Le tribunal administratif est alors saisi par Me Saïd Larifou, avocat de la défense. Une audience s’est tenue ce mercredi. "C’est une affaire complexe", a souligné l’avocat, qui conteste le refus d’admission en France de son client. "Le renvoyer serait une décision hasardeuse avec des conséquences dramatiques", a-t-il expliqué. Il a estimé que rien ne prouve que son client est un ressortissant comorien.
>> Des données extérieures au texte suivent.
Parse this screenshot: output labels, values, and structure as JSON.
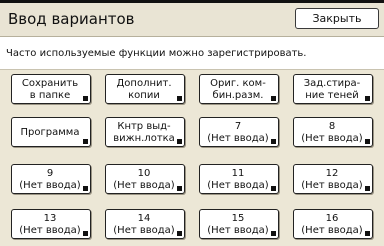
{
  "header": {
    "title": "Ввод вариантов",
    "close_label": "Закрыть"
  },
  "hint": "Часто используемые функции можно зарегистрировать.",
  "buttons": [
    {
      "line1": "Сохранить",
      "line2": "в папке"
    },
    {
      "line1": "Дополнит.",
      "line2": "копии"
    },
    {
      "line1": "Ориг. ком-",
      "line2": "бин.разм."
    },
    {
      "line1": "Зад.стира-",
      "line2": "ние теней"
    },
    {
      "line1": "Программа",
      "line2": ""
    },
    {
      "line1": "Кнтр выд-",
      "line2": "вижн.лотка"
    },
    {
      "line1": "7",
      "line2": "(Нет ввода)"
    },
    {
      "line1": "8",
      "line2": "(Нет ввода)"
    },
    {
      "line1": "9",
      "line2": "(Нет ввода)"
    },
    {
      "line1": "10",
      "line2": "(Нет ввода)"
    },
    {
      "line1": "11",
      "line2": "(Нет ввода)"
    },
    {
      "line1": "12",
      "line2": "(Нет ввода)"
    },
    {
      "line1": "13",
      "line2": "(Нет ввода)"
    },
    {
      "line1": "14",
      "line2": "(Нет ввода)"
    },
    {
      "line1": "15",
      "line2": "(Нет ввода)"
    },
    {
      "line1": "16",
      "line2": "(Нет ввода)"
    }
  ]
}
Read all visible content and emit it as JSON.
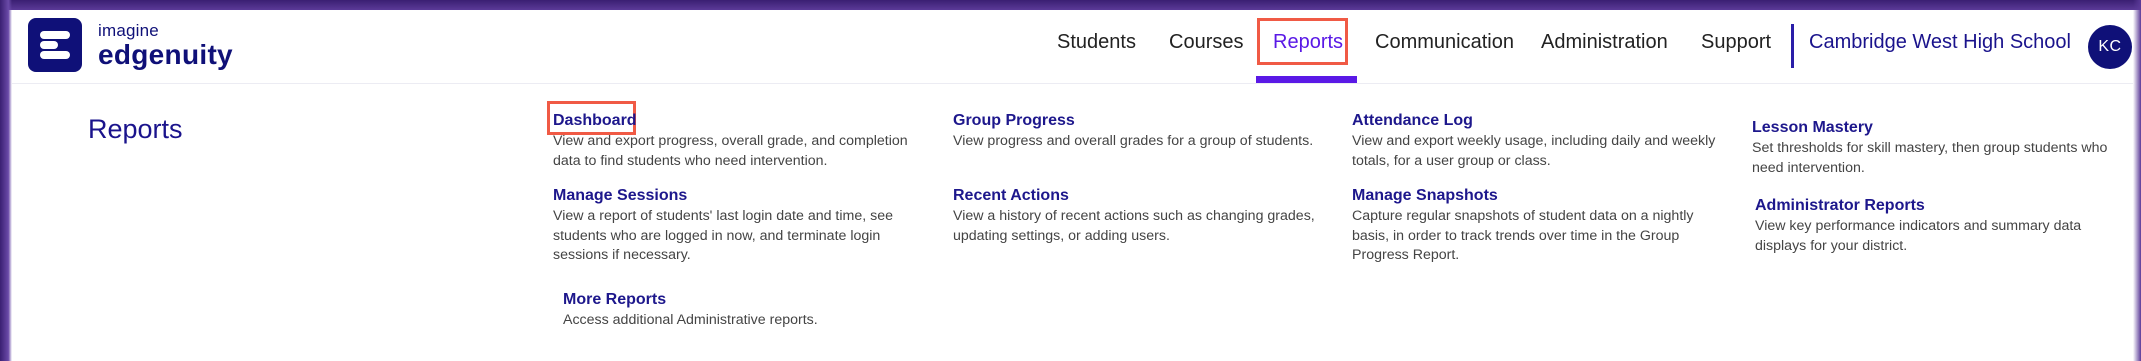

Il a, de ce fait, demandé que l'affaire soit transmise au conseil d'état.
Sa demande a été rejetée. Soulignant que son client est dans un "état d'esprit combatif", Me Saïd Larifou a indiqué qu'un recours sera déposé demain jeudi au conseil d'état.
L'homme, qui est, lui, en grève de la faim, a de nouveau été placé en zone d'attente à l'aéroport Roland Garros.